Propos recueillis par Michel Taube et Cécile Michiardi

Olivier Blond, auteur et scénariste des films de la série « Graines de citoyens », explique sa démarche pédagogique et poétique.

J'ai voulu aborder l'idée des droits de l'enfant en évitant le mieux possible le clivage "gentils" contre "méchants". J'ai même parfois poussé l'idée pour que ce soit le "lésé" qui entame une démarche de transformation. Car je suis convaincu qu'on peut changer beaucoup de choses par soi-même. Ce n'est pas le tout de savoir qu'on a des droits. C'est une démarche profonde, une réelle prise de conscience.  C'est le cas par exemple de Praline qui est victime de racket. C'est elle qui fait la démarche d'en parler. Cette action, cette volonté d’être un acteur à part entière me semblait importante. Ma volonté à travers ces petits films c'était donc de rendre acteurs nos graines de citoyens. Autrement dit, de ne pas les considérer comme des victimes mais bien comme des grands petits hommes dignes et responsables face à leurs droits et obligations.

Entretien avec le co-producteur Alexandre Hallier (La Générale de Production)

Vous co-produisez une série de films intitulée Graines de citoyens destinée au jeune public. De quelle manière cette série parvient-t-elle à éveiller la conscience citoyenne des enfants ?

Il fallait avant tout réussir à susciter un décalage, ne pas tomber dans l'écueil de la morale qui est, à mon avis, contre-productive. Les films introduisent un décalage poétique, notamment par le personnage récurrent du jardinier. Grâce à lui, qui vient semer une graine d'idée dans les rêves des protagonistes, la résolution du problème vient de la « victime » elle-même, et non pas d'une personne extérieure ou d'un adulte. En ce sens, cela témoigne de l'attitude responsable qu'il faut adopter face aux problèmes que l'on peut rencontrer.

Comment s'adresse-t-on à un jeune public sur des questions aussi essentielles mais souvent complexes telles que le respect de l'autre et des différences ?

C'est vrai que l'articulation du fond et de la forme a été le défi le plus difficile. Les droits de l' homme sont en effet plutôt conceptuels, abstraits et il nous fallait les « concrétiser ». C'est pourquoi, il était important de casser leur côté conventionnel. L'auteur et la réalisatrice ont réussi à créer un monde imaginaire tantôt absurde, tantôt poétique mais qui peut aussi correspondre à notre réalité. Il fallait trouver le bon équilibre entre véracité et exactitude : par exemple, on parle de « respect » des différences et non pas de « droit » des différences.

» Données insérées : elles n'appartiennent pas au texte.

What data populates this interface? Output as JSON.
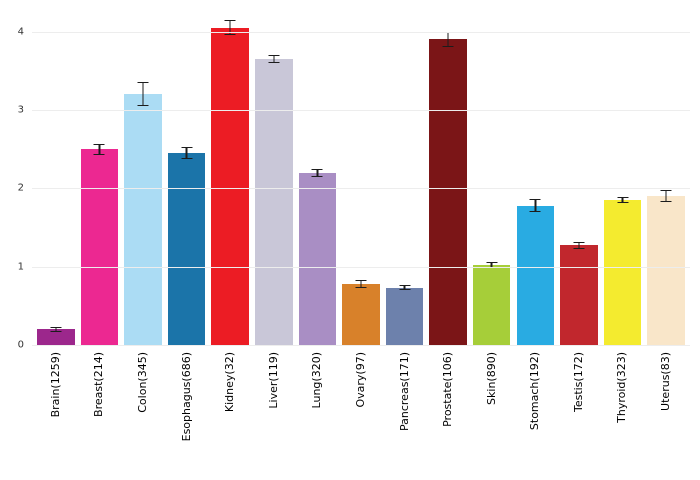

Quelle suite souhaitez-vous à cette série de films ?

Je tiens d'abord à souligner que les films sont en libre accès, libres de droits et donc accessibles à toutes et à tous. J'espère que leur vocation pédagogique trouvera un écho favorable dans le milieu de l'éducation mais ils peuvent tout aussi bien se regarder en famille ! D'ailleurs, les parents peuvent aider leurs enfants à la compréhension de ces films, en expliquant par exemple les jeux de mots, qui peuvent être difficiles pour des jeunes enfants. Notre intention est vraiment de susciter des débats entre enfants et éducateurs au sens large.